Poague: “One day, when I was done with class, I visited the Epcot Center and was amazed at the details in all the different “worlds.” Around a lake they have little villages from all around the world. I have been to Morocco, so when I went to the Moroccan Village, sure enough the streets were tight and crowded. The smell of curry was so pervasive I felt like I was right back in Morrocco. The music in the pubs of England and Ireland was perfect. Norway, having been there I was astounded right down to the smells of rooms, the way they are supposed to be.“I spend a lot of time with our girls, explaining why one thing works better than another. It’s very common for our girls, when they first start working here, not to understand the art of seduction. Gypsy Rose Lee said you don’t have to be naked, you just have to think naked.
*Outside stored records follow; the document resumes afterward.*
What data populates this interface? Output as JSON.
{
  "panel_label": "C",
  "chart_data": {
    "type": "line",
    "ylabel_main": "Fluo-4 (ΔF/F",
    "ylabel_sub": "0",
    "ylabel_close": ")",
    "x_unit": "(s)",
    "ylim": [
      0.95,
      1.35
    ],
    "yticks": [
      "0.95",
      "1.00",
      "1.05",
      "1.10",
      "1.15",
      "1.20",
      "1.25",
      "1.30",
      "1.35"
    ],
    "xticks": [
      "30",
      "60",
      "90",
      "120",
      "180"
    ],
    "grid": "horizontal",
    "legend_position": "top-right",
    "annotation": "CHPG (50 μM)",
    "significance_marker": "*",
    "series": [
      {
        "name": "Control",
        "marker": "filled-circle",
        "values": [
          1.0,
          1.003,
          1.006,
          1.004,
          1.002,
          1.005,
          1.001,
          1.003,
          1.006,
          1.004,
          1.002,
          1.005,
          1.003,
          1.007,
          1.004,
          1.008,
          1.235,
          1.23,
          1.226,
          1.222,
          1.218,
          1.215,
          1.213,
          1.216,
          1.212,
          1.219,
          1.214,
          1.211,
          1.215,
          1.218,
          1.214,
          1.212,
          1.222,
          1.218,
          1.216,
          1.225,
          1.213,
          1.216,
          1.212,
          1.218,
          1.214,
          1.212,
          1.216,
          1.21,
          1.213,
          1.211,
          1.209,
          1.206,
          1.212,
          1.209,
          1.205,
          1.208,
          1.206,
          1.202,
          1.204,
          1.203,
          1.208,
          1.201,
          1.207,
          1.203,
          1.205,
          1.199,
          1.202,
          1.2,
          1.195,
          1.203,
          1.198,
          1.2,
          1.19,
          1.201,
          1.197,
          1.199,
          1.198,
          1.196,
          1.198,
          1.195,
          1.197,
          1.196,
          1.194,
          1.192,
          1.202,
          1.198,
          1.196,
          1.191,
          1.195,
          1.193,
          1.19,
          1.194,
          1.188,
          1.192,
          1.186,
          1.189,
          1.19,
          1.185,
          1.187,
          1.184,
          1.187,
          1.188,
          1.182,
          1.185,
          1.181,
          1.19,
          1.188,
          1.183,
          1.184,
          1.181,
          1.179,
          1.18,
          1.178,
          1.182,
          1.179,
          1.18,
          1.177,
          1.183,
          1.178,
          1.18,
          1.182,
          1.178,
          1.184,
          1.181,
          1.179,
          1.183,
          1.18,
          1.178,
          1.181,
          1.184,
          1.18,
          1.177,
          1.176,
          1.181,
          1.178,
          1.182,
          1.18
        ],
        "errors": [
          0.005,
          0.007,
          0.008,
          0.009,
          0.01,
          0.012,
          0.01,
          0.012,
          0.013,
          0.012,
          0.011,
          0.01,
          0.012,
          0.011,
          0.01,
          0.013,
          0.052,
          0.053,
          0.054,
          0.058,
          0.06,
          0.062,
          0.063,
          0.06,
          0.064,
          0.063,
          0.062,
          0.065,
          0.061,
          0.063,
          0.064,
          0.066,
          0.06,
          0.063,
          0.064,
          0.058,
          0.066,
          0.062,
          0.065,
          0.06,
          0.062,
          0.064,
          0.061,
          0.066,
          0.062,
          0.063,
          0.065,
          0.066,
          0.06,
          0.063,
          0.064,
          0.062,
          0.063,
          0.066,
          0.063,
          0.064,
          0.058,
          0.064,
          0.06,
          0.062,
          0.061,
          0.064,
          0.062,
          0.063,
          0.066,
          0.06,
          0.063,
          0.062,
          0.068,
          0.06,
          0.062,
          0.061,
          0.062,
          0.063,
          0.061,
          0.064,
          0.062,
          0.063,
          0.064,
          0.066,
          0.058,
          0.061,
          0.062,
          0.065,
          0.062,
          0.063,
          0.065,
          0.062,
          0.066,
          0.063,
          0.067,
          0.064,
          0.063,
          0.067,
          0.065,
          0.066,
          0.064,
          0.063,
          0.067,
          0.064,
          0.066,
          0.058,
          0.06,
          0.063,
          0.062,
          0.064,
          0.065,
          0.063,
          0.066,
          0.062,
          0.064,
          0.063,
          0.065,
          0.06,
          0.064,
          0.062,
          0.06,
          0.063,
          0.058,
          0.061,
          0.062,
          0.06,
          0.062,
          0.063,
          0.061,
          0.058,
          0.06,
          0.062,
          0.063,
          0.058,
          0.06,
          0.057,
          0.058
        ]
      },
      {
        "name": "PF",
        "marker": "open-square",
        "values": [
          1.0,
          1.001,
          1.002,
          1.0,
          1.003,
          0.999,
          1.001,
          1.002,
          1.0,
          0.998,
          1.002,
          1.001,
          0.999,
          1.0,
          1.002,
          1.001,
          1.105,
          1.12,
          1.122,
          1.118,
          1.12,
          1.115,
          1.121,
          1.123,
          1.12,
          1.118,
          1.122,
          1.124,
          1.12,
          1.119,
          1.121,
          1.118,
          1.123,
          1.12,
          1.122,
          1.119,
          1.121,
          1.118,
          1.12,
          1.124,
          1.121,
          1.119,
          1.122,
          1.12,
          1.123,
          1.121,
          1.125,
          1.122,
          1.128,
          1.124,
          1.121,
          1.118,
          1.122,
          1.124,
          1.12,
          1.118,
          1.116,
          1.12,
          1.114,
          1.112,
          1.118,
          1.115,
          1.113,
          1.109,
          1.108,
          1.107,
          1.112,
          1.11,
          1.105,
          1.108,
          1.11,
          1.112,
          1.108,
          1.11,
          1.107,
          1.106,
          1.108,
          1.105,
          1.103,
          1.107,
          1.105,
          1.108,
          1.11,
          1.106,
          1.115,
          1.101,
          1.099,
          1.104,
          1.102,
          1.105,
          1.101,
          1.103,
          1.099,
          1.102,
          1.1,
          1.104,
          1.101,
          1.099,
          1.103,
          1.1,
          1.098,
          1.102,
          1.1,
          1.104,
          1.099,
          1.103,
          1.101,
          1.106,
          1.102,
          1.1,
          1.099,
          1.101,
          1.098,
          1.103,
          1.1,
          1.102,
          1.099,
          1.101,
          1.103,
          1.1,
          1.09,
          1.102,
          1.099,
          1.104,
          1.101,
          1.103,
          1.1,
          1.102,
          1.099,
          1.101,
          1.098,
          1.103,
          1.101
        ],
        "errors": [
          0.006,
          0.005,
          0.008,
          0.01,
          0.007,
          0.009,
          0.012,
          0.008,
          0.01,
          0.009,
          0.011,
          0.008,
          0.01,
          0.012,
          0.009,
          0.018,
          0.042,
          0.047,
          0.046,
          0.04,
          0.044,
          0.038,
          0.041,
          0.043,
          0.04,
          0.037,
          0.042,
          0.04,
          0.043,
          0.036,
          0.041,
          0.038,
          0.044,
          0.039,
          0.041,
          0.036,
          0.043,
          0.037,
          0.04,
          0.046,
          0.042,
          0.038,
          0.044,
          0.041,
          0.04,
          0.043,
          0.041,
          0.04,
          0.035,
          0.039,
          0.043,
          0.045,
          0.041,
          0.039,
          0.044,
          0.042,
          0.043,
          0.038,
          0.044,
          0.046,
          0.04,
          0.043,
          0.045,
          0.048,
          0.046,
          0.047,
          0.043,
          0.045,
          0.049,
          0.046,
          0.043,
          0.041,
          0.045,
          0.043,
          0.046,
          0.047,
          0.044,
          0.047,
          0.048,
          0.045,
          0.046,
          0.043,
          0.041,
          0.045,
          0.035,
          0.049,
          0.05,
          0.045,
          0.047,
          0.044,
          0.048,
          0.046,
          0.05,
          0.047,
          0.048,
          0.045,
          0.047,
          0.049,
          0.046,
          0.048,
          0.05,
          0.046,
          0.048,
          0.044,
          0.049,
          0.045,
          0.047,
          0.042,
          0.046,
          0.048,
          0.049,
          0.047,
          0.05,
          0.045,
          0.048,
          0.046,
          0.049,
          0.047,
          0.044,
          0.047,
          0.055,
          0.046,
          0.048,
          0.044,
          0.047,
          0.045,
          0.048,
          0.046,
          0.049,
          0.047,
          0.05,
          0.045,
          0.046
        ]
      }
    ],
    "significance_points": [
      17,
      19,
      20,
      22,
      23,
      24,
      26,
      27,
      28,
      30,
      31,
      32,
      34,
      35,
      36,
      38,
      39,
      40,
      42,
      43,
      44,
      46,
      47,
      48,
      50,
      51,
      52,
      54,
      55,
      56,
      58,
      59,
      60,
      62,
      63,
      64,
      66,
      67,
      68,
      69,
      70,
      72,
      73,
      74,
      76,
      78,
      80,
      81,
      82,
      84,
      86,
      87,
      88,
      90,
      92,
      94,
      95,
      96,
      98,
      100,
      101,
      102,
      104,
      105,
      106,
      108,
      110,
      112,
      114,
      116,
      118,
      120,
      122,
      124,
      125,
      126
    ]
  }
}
“It’s not what you look like, it’s how you interact with the customers. I tell them men like sparkly things; if you look expensive they’ll think you are and will treat you that way. We tell them why they should get their nails done, why wearing perfume and stage makeup will make them feel pretty, and they’ll project that to the customers. Different girls project different fantasies. Some with tattoos and piercings, that’s what they project.

“I can’t make girls do anything they don’t want to do, but I try to give them the knowledge they need to do their jobs better. I might say, ‘That’s a cute outfit, but if you added a skirt over those shorts, that’s one more piece to take off, and what is taken off is the art of striptease.”